I’ve been on some crazy dates, but last night’s must take the cake. Her name was Zuri, but trust me, there was nothing nzuri about her. Not at first.

She had called me out of the blue. “Is this Dr Tom?”

“Yes, it’s he,” I said nervously.

I’m always nervous when a strange woman calls me. It’s either an emergency or, God forbid, someone calling about child support. The latter hasn’t happened yet, but it’s only a matter of time, right?

“This may not sound unlady-like, but the moment I saw you, I had to find your number.”

“Saw me? Where?”

“At the hospital. I’d brought my sick father in.” She laughed. “Sounds silly, I know.”

Not to me. Unless you resemble Gorgon.

“That’s okay,” I said. “What can I do for you?”

“You can come on a white steed and sweep me off my feet.”

Never had I heard more romantic words. And she sounded so sweet on the phone. After talking for a couple days, she asked if we could meet yesterday. I was staying late at the hospital, but she insisted in that irresistible voice of hers.

So we met for a late dinner, and would you picture my astonishment when I realised she was close to the fortieth week of pregnancy?

I didn’t even have to ask her.
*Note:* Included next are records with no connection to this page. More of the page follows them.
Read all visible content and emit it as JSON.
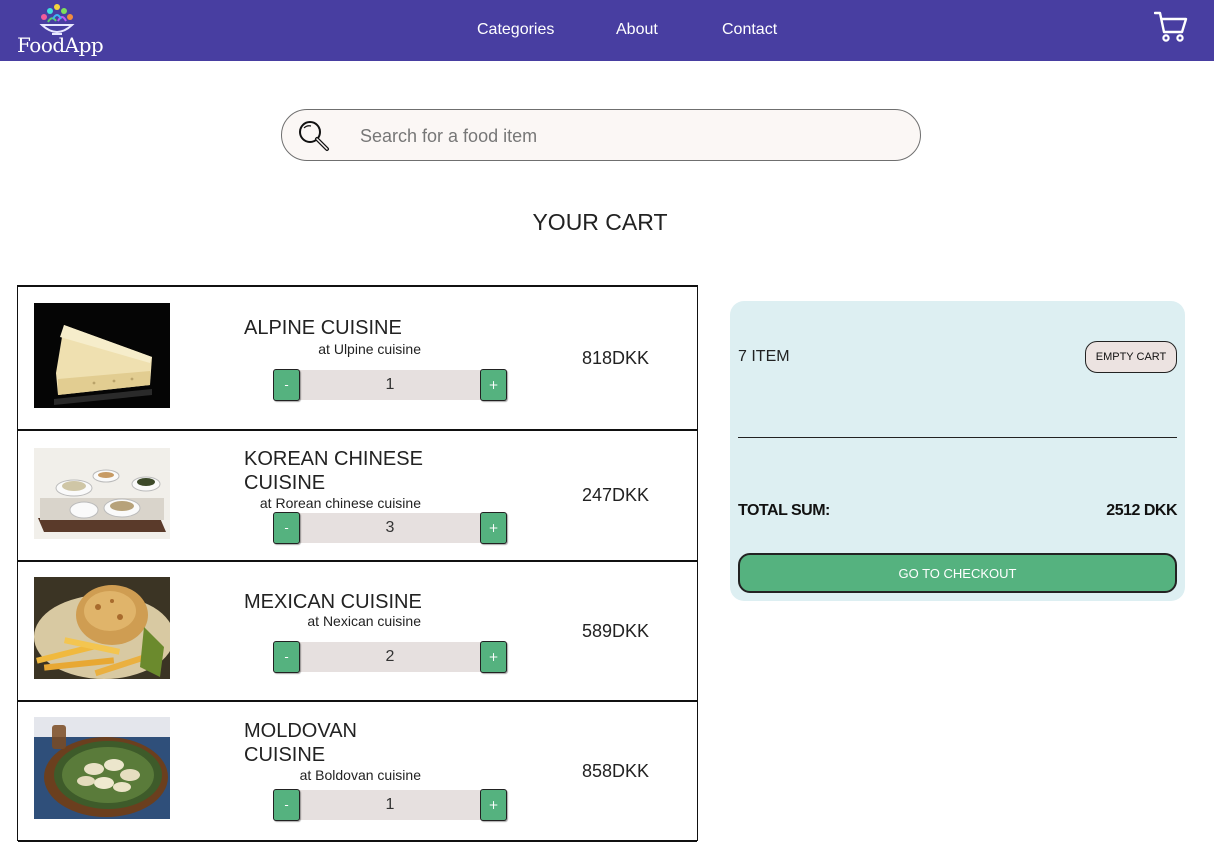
{
  "header": {
    "logo_text": "FoodApp",
    "nav": [
      {
        "label": "Categories"
      },
      {
        "label": "About"
      },
      {
        "label": "Contact"
      }
    ],
    "cart_icon": "shopping-cart-icon"
  },
  "search": {
    "placeholder": "Search for a food item",
    "value": "",
    "icon": "magnifier-icon"
  },
  "title": "YOUR CART",
  "cart": {
    "items": [
      {
        "name": "ALPINE CUISINE",
        "restaurant": "at Ulpine cuisine",
        "quantity": "1",
        "price": "818DKK",
        "minus": "-",
        "plus": "+",
        "image": "cheese-photo"
      },
      {
        "name": "KOREAN CHINESE CUISINE",
        "restaurant": "at Rorean chinese cuisine",
        "quantity": "3",
        "price": "247DKK",
        "minus": "-",
        "plus": "+",
        "image": "dumplings-tray-photo"
      },
      {
        "name": "MEXICAN CUISINE",
        "restaurant": "at Nexican cuisine",
        "quantity": "2",
        "price": "589DKK",
        "minus": "-",
        "plus": "+",
        "image": "crab-cake-fries-photo"
      },
      {
        "name": "MOLDOVAN CUISINE",
        "restaurant": "at Boldovan cuisine",
        "quantity": "1",
        "price": "858DKK",
        "minus": "-",
        "plus": "+",
        "image": "dumplings-plate-photo"
      }
    ]
  },
  "summary": {
    "item_count": "7 ITEM",
    "empty_label": "EMPTY CART",
    "total_label": "TOTAL SUM:",
    "total_value": "2512 DKK",
    "checkout_label": "GO TO CHECKOUT"
  },
  "colors": {
    "header_bg": "#483ea1",
    "button_green": "#55b27f",
    "summary_bg": "#ddeff2",
    "qty_bar": "#e6e0df"
  }
}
I’m a doctor. Sometimes I can tell the stage of a pregnancy almost as accurately as an ultrasound. And Zuri was cutting it close.

Turns out, this time I was wrong. Zuri wasn’t close to giving birth; she was on her due date. Yes, it went down exactly as you’re thinking. In the middle of our dinner, Zuri went into something we call precipitous labour, where a woman ends up giving birth after less than 3 hours of regular contractions.

“Didn’t you feel the contractions?” I asked her while she lay on the floor of the restaurant surrounded by, not nurses, but a bunch of waitresses and cooks.

“Oh, I felt them,” Zuri said. “Didn’t know I would make it to our date.”

“You began contractions and still came here instead of going to the hospital?”

“Two things you should know about me,” she said between pushes. “One, I always keep my word and—Uuuuurgh!—and two, I don’t have money to go to a hospital.”

That’s how I learned I’d been had. She got me good.